By AFP
Presidential candidate Fernando Villavicencio was tragically assassinated in Quito just days before the upcoming election, intensifying concerns over the surge of organized crime in Ecuador.
Ecuador declared a state of emergency Thursday and asked the FBI to help probe the assassination of a popular presidential candidate, whose death has highlighted the once-peaceful nation’s decline into a violent hotbed of drug trafficking and organized crime.
Police said six Colombians have been arrested in the murder of Fernando Villavicencio, a 59-year-old journalist and anti-corruption crusader who was gunned down as he left a campaign rally in the capital Quito on Wednesday night.
Another attacker, also Colombian, was shot dead by security agents, authorities said.
Interior Minister Juan Zapata said the assailants belonged to “organized crime groups,” without specifying which ones.

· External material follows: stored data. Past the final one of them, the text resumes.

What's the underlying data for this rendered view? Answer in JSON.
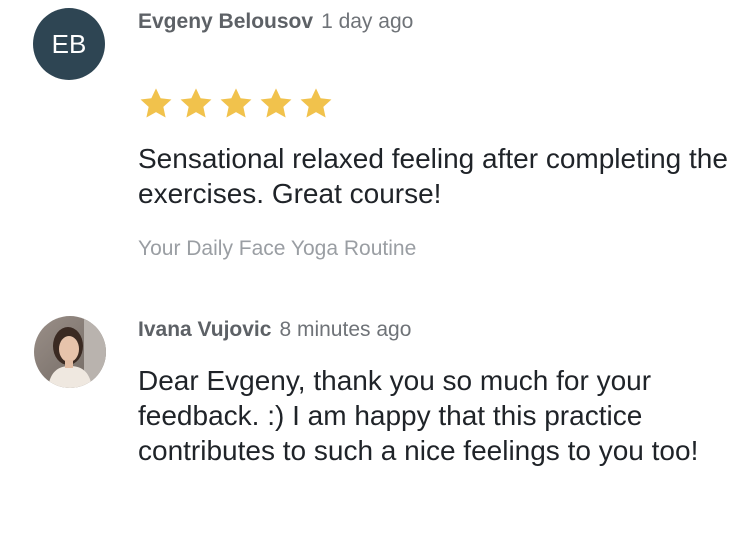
{
  "reviews": [
    {
      "initials": "EB",
      "author": "Evgeny Belousov",
      "time": "1 day ago",
      "rating": 5,
      "rating_max": 5,
      "text": "Sensational relaxed feeling after completing the exercises. Great course!",
      "course": "Your Daily Face Yoga Routine"
    }
  ],
  "reply": {
    "author": "Ivana Vujovic",
    "time": "8 minutes ago",
    "text": "Dear Evgeny, thank you so much for your feedback. :) I am happy that this practice contributes to such a nice feelings to you too!"
  },
  "colors": {
    "avatar_bg": "#2e4553",
    "star": "#f1c24c"
  },
  "icons": {
    "star": "star-icon",
    "avatar_photo": "profile-photo"
  }
}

Shocked citizens expressed their frustration with the burgeoning violence in the South American country, which has seen its murder rate soar as drug gangs wage bloody turf wars.

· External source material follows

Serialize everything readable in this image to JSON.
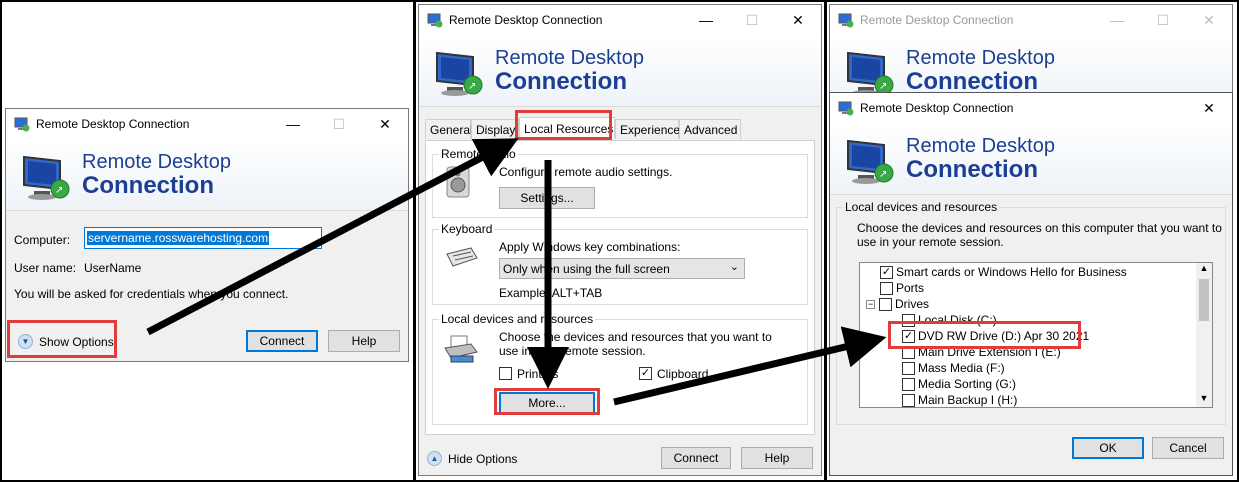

Housewife Ruth Flores, 65, told AFP people were “outraged” by the murder of a man she saw as “the hope for honesty in our country. A candidate who denounced the corruption of narcopolitics.”
She described the situation in the country as “very worrying. You can’t walk peacefully… there is no security.”

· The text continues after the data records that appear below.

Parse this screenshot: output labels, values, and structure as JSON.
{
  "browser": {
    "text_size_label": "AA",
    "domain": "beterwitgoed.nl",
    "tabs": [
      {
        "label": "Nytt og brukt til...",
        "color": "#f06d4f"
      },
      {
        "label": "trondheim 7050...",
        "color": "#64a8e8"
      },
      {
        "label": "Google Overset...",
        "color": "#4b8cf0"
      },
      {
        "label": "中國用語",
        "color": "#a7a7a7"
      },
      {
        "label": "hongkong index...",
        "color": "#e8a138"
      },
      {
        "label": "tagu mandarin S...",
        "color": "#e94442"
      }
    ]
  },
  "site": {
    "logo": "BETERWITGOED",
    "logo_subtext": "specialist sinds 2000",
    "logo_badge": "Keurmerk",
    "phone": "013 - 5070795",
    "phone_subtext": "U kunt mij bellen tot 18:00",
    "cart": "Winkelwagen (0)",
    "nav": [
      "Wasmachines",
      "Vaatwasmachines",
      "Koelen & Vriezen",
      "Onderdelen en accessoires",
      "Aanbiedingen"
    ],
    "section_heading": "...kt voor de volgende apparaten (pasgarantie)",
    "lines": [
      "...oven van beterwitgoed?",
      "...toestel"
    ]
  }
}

President Guillermo Lasso declared a two-month state of emergency, and said the US Federal Bureau of Investigation had accepted the country’s request for help, with a delegation arriving soon.
Villavicencio had complained of receiving threats from Los Choneros, one of the country’s most powerful drug gangs.
“They told me to wear a (bulletproof) vest. I don’t need it. Let the hitmen come! They may bend me but they will never break me,” the politician told a rally earlier this week in Chone, the gang’s birthplace.
Electoral officials have also reported threats against them ahead of the snap election on August 20. A popular mayor and aspiring lawmaker have also been assassinated in recent weeks.
Villavicencio was targeted with a hail of gunfire, with the country’s main newspaper, El Universo, reporting he was assassinated “hitman-style and with three shots to the head.”
His family wept and held each other as his body was transported from a forensic lab to a funeral home for a private wake.
The attack came a little over a week before the snap election, called by Lasso after he dissolved the opposition-dominated Congress in May to avoid an impeachment trial over alleged corruption.